Radiotracer and thermal desorption studies of dehydrogenation and atmospheric hydrogenation of organic fragments obtained from [ 14C]ethylene chemisorbed over Pt(111) surfaces

Abstract

The energetics and reversibility of ethylene sequential dehydrogenation on the (111) platinum single crystal surface has been investigated at 300–600 K using thermal desorption spectroscopy and a carbon-14 radiotracer technique. Ethylidyne species produced by [ 14C]C 2H 4 chemisorption at 300–400 K were stable with respect to hydrogenation at room temperature. However, at atmospheric hydrogen pressure and temperatures above 350 K, ethylidyne species were easily eliminated from the platinum surface by hydrogenation.

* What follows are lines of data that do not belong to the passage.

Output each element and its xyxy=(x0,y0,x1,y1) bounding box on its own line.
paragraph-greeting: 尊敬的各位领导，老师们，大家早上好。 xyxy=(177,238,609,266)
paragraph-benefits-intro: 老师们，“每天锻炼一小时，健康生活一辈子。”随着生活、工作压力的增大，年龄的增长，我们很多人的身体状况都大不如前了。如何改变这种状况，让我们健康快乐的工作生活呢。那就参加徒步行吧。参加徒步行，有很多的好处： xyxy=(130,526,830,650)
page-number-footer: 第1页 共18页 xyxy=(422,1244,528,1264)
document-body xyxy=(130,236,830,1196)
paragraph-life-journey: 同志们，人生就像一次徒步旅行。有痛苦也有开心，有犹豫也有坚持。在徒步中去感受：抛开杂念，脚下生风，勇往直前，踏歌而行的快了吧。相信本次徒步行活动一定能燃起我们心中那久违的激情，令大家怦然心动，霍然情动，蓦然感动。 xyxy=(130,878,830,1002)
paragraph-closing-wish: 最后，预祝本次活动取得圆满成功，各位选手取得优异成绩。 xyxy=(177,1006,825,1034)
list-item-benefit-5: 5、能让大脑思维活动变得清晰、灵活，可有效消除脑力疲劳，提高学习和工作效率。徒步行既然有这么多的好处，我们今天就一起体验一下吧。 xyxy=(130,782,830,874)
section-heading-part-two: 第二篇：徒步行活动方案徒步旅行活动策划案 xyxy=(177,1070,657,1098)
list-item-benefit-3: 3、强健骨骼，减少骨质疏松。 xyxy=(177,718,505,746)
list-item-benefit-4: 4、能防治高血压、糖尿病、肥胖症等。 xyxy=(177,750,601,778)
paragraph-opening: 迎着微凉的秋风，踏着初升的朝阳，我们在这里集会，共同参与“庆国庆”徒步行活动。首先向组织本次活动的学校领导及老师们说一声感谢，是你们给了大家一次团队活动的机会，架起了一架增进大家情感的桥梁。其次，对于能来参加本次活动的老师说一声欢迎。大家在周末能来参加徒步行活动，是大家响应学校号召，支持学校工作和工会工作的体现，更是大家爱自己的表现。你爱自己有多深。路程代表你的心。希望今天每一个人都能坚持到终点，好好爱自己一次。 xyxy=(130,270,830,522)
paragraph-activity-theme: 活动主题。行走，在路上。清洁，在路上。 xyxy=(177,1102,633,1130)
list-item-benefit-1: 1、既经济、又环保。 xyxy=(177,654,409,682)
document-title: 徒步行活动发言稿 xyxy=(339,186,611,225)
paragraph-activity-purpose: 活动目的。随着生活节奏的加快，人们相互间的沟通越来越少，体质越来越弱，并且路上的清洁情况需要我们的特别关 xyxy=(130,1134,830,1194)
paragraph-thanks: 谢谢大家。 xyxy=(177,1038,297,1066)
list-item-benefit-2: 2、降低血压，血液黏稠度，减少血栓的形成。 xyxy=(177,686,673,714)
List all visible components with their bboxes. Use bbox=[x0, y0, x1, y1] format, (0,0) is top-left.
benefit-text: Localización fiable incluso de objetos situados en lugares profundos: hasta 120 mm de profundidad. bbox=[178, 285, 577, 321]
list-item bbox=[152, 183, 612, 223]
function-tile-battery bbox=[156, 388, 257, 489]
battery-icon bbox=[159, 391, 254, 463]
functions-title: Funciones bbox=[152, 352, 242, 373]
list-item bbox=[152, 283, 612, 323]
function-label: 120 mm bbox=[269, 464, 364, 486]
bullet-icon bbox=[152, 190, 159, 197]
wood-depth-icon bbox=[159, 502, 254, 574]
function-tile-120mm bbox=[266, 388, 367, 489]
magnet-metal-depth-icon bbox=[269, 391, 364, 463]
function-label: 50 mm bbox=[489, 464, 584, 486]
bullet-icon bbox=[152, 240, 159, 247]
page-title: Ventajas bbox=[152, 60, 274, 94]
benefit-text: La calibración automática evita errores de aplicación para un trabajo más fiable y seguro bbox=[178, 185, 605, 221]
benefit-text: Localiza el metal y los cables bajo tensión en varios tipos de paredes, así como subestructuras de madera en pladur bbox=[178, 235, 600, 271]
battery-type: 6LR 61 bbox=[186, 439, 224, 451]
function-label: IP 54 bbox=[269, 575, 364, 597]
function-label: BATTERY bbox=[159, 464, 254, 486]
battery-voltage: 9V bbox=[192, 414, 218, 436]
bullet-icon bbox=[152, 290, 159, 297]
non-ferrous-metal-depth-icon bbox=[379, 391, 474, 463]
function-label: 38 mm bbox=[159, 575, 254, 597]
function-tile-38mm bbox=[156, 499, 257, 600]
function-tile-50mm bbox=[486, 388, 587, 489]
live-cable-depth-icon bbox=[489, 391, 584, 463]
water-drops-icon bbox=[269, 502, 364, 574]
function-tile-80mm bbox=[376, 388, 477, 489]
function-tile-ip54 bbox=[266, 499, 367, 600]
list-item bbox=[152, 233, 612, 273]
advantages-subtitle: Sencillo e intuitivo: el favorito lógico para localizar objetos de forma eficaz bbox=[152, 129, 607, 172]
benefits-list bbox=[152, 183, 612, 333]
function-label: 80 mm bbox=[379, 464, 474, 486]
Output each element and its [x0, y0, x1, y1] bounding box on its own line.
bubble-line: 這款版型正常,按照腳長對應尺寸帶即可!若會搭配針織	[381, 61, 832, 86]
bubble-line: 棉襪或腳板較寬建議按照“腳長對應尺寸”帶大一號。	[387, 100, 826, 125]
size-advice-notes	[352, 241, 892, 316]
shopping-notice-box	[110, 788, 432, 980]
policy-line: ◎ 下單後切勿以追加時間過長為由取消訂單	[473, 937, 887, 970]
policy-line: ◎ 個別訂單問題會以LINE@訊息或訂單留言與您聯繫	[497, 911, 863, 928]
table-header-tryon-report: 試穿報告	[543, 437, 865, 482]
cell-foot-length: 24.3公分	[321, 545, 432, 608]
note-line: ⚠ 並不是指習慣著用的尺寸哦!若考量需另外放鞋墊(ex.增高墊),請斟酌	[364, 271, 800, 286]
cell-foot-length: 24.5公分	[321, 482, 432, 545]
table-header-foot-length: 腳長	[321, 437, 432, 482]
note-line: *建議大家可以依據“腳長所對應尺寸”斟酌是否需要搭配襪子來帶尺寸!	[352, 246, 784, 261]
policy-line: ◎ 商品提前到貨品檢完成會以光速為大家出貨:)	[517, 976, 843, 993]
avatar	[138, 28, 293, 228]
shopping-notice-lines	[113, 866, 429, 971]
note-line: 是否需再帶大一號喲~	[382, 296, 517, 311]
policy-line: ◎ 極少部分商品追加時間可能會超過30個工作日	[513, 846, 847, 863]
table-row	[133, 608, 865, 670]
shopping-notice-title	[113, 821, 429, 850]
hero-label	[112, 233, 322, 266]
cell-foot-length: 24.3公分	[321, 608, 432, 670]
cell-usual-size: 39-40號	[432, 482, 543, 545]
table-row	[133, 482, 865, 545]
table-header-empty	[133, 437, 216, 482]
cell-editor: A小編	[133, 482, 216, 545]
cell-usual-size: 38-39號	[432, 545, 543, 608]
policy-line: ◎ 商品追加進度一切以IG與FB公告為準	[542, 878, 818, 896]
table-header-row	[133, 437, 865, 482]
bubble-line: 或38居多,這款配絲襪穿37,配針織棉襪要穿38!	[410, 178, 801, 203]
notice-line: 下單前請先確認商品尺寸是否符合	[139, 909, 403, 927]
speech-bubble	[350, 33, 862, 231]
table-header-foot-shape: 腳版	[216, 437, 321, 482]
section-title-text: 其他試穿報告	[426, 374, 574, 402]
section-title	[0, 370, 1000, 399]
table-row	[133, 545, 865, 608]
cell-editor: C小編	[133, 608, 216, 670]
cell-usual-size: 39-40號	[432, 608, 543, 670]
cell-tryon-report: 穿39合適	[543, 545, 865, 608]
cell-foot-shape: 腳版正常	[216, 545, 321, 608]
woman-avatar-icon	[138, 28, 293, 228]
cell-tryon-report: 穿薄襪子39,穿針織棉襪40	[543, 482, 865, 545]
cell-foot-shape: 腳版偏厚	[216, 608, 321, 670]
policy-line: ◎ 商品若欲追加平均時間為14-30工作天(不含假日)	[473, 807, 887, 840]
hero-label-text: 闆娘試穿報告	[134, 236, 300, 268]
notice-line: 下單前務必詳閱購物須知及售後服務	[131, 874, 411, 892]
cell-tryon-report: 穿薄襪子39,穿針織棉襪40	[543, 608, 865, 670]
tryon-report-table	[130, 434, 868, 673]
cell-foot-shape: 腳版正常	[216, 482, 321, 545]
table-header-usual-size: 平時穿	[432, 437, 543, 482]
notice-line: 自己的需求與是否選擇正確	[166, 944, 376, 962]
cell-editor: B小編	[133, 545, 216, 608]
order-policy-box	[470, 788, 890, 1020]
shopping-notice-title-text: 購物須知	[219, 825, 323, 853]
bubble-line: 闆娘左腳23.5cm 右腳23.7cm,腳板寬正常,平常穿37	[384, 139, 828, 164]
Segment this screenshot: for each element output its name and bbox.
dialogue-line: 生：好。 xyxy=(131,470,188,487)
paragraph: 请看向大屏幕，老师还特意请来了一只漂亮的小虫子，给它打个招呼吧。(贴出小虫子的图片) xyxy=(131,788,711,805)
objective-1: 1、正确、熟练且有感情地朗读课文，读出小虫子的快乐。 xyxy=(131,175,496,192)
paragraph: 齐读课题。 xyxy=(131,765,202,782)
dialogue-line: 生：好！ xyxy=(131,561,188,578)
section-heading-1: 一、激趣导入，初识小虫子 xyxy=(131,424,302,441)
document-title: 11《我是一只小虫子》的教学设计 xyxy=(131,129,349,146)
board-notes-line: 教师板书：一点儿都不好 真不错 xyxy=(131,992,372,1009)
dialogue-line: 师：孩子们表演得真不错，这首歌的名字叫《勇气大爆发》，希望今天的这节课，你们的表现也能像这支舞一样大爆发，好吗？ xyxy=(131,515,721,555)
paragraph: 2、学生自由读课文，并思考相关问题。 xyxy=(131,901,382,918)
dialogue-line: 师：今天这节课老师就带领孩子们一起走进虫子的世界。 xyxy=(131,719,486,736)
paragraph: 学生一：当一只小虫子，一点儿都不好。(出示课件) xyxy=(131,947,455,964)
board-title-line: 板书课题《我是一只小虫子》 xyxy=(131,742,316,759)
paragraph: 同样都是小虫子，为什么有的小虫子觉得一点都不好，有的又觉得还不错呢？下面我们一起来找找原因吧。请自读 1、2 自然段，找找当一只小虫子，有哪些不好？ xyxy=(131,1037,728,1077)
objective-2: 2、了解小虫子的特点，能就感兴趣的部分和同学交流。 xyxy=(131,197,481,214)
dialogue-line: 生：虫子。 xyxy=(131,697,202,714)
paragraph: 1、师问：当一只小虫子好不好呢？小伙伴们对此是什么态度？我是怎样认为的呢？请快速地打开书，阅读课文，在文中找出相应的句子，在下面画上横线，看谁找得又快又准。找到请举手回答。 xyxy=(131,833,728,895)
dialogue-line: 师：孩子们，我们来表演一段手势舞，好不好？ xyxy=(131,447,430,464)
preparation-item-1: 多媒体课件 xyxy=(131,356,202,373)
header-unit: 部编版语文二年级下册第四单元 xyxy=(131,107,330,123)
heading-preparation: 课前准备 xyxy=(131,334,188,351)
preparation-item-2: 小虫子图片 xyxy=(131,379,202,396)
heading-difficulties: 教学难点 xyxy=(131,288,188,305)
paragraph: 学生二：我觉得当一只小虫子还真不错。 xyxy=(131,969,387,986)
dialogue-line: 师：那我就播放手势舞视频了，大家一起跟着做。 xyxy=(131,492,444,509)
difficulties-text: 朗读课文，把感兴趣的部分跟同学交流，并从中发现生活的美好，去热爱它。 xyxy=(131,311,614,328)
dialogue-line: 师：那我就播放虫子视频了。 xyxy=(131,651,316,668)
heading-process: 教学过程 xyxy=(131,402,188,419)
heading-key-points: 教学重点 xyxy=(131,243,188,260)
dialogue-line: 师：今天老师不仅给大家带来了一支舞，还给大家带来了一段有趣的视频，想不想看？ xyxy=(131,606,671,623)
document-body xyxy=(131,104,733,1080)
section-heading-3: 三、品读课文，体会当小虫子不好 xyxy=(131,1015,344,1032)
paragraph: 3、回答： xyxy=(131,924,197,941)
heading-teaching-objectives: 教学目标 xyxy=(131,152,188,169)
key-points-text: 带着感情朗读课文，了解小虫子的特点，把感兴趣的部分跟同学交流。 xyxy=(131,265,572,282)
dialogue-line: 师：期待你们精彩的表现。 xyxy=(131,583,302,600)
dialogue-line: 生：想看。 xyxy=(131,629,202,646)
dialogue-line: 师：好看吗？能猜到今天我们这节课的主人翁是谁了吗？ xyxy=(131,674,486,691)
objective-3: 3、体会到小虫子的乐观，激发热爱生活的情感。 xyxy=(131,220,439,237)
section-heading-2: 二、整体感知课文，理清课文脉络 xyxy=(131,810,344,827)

For [ 14C]C 2H 4 adsorption temperatures above 450 K, radiotracer studies revealed the presence of both “active” and “inactive” forms of partially dehydrogenated carbonaceous deposits on the platinum surface which differ greatly in their reactivity for hydrogenation and hydrogen transfer with unlabeled hydrocarbons. The inactive fraction increased with increasing adsorption temperature as the surface species became more hydrogen deficient. Removal of the active 14C-containing species by hydrogen transfer occurred readily.